L’équipe est constituée d’environ une dizaine + d’employés-apprentis. Il y a les première-année et les deuxième-année, en fonction de leur niveau d’expérience ainsi que leur situation sur leur parcours d’apprentissage, ils reçoivent à l’automne ou au début de la saison suivante, leurs responsabilités principales. Une personne pour les récoltes, une personne pour les restaurants, une pour la préparation des marchés, une pour le désherbage, une pour la pépinière, une pour les semis directs, une pour les transplants, une pour la maintenance des outils,…etc. Ces responsabilités permettent à chacun sous sa perspective de définir les tâches à accomplir selon les objectifs à atteindre ainsi qu’un calendrier de culture établi collectivement à l’automne pour la saison suivante. Cette distribution est nécessaire car l’équipe et la ferme sont grandes. Sur une petite ferme toutefois, la distinction de ces différents domaines nous paraient également intéressantes afin de ne pas oublier des tâches à réaliser et ainsi observer la liste des choses à faire sous plusieurs perspectives qui se complètent.

Le calendrier de culture établi à partir des objectifs de vente est donc réalisé collectivement à l’automne. Nous avons pu observer le résultat mais pas le procédé car nous étions présents durant l’été. Il s’agit d’un exercice « classique » en maraîchage qui est aussi enseigné dans les cursus de maraîchage en France. A partir des objectifs de vente, sont déterminés les légumes à produire et leur quantité via le rendement. Les blocs de culture sont ensuite déterminés selon les priorités de rotation et les dates d’arrivées à maturité. A partir de la connaissance de leur période de croissance, sont ainsi déterminés les dates de semis et même parfois les dates d’intervention pour préparer les planches afin de s’assurer que les intervalles entre deux cultures laissent le temps à une bonne préparation (exemple prévoir plus de temps avant des carottes pour des faux semis). La clé réside ensuite dans le suivi entre le prévu et le réel afin de continuellement collecter des données permettant d’améliorer le planning d’années en années et de savoir à tout moment, la situation réelle face à la situation prévue.
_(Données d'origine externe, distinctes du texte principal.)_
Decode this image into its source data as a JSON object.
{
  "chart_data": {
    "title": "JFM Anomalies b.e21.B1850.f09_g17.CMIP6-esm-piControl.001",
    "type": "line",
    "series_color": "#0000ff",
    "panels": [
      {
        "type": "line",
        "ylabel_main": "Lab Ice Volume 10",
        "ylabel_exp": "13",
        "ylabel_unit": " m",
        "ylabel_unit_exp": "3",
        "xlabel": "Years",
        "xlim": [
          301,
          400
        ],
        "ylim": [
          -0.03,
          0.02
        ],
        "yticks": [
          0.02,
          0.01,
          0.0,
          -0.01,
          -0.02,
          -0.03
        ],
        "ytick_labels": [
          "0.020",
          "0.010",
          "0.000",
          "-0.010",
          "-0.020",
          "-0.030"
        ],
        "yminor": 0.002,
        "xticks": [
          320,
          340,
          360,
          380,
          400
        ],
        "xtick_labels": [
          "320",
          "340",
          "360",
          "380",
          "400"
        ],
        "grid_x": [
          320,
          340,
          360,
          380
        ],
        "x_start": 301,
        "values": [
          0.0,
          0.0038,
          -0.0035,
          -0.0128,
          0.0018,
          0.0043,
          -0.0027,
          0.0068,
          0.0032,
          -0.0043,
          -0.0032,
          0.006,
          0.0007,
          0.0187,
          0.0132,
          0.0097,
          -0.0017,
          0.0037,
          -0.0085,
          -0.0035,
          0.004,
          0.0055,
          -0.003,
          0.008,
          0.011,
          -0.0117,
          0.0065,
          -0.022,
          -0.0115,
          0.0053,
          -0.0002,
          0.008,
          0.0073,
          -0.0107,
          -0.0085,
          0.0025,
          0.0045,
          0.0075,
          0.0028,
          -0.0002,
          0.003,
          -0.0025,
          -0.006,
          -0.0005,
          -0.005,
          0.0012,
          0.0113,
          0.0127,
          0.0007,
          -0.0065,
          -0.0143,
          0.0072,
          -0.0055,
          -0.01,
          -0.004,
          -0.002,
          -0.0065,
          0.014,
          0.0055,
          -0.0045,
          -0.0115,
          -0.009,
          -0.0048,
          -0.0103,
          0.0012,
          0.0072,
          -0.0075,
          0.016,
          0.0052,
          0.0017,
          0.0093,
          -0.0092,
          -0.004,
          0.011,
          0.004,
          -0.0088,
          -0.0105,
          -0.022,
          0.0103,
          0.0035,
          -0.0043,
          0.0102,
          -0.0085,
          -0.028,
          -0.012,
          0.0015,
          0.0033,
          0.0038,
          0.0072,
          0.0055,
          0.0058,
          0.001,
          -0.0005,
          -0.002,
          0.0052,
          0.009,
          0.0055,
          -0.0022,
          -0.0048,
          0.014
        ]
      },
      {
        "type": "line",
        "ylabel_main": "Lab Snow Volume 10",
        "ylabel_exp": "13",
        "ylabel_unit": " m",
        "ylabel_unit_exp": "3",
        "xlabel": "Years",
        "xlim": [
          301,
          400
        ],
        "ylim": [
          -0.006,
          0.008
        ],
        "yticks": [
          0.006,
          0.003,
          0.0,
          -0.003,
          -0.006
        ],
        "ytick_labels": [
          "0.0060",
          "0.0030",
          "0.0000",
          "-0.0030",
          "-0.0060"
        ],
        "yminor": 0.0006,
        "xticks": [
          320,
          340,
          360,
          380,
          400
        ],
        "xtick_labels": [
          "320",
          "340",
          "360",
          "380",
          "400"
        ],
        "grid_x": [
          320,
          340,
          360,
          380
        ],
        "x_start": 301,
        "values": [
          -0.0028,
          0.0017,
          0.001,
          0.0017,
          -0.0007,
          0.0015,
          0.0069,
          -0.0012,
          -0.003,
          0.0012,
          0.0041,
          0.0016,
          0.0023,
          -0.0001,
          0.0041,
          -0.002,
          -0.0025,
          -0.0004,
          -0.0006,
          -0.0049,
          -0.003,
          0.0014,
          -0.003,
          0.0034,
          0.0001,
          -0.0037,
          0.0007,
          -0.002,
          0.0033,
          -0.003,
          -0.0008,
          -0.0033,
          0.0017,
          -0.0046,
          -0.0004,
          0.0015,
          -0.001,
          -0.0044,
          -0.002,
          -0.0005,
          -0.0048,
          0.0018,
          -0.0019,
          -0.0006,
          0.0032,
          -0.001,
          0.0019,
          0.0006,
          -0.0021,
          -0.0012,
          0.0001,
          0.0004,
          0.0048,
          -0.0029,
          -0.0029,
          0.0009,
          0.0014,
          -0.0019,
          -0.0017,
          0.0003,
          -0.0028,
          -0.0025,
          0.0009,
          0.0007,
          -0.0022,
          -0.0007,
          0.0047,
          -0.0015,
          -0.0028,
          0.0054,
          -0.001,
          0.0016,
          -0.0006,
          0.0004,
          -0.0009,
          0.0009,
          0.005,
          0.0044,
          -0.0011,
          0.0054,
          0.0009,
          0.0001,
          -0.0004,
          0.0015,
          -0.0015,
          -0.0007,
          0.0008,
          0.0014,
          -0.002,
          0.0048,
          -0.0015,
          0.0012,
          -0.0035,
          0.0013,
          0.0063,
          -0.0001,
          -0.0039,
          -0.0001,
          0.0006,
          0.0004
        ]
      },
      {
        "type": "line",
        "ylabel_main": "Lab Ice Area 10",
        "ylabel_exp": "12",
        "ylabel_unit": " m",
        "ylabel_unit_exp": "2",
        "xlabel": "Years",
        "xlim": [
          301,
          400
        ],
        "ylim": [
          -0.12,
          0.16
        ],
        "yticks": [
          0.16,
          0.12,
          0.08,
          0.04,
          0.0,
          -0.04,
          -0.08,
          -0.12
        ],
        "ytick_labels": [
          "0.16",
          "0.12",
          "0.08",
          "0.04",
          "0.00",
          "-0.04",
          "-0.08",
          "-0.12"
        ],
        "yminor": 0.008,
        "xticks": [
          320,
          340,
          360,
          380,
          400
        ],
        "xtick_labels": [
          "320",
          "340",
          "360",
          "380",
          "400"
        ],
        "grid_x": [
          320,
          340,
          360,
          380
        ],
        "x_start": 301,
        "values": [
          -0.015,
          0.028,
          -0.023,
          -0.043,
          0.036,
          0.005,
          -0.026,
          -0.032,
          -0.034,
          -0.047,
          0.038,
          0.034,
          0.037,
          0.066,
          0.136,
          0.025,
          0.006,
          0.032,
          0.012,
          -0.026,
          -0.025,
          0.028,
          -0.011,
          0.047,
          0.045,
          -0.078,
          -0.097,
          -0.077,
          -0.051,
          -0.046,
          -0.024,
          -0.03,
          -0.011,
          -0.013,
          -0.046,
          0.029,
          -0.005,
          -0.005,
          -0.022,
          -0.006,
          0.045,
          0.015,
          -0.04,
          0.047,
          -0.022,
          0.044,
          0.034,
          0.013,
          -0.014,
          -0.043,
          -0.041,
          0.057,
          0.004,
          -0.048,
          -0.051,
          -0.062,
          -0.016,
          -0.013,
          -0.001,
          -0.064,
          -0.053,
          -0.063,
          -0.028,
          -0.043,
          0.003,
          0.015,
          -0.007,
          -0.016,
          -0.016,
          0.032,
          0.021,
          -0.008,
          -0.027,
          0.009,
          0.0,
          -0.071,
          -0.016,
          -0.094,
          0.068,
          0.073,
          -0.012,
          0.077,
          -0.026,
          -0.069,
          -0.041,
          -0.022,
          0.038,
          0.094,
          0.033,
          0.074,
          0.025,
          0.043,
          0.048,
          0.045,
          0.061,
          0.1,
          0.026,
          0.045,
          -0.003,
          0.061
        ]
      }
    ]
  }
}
Dans la pratique quotidienne, une réunion hebdomadaire du lundi est organisé au milieu de la journée entre les différents responsables afin d’établir la liste des tâches de la semaine. Nous n’avons pas assisté à cette réunion mais le résultat était bien visible sur le tableau des tâches de la semaine, séparé en domaine de responsabilité ainsi que mentionné ci-dessus. Chaque jour, il y a chaque matin une réunion qui dure entre 10min et 15min afin de distribuer les tâches de la journée et organiser l’équipe. Chaque responsable de « domaine » présente ce qu’il y a à faire et demande un nombre de personnes et attribue ensuite les tâches. JM Fortier est présent mais n’intervient que pour donner des conseils, rectifier le tir si certaines priorités ont besoin d’être mises plus en avant et en général pour guider quand c’est nécessaire. Son style de management de l’équipe permet aux membres de l’équipe de se sentir responsables et engagés mais aussi soutenus lorsqu’il s’agit de prendre des décisions critiques. C’était très agréable et impressionnant comme expérience. Ayant eu l’expérience d’un programme spécial en management dans la grosse entreprise industrielle dans laquelle je bossais avant, sensé être le top de ce qui se fait en management et ayant ensuite vécu le management dans cette même entreprise (radicalement différent de la théorie enseignée), je me dis que ces managers auraient beaucoup à apprendre à regarder comment cette ferme tourne car voir en réalité ce qu’est une bonne gestion d’équipe est très rare.



La commercialisation

Les produits maraîchers de la ferme sont en vente le weekend sur le grand marché central de Montréal, à 45min de la ferme. Il y a également un autre petit marché le jeudi et des livraisons pour près d’une vingtaine de restaurants sur Montréal. Quelques paniers sont aussi préparés pour les partenaires de la ferme. Le chiffre d’affaire d’un marché du weekend est au-dessus des 10 000 dollars. La mise en vente se fait quasiment jusqu’à la fin de l’année et reprend très rapidement en début d’année (contrairement à la ferme de Port-au-Persil plus au nord du Québec qui s’arrête rapidement au milieu de l’automne et ne reprend qu’en avril), il est donc vital d’allonger la saison grâce aux cultures sous serre et aux cultures de conservation.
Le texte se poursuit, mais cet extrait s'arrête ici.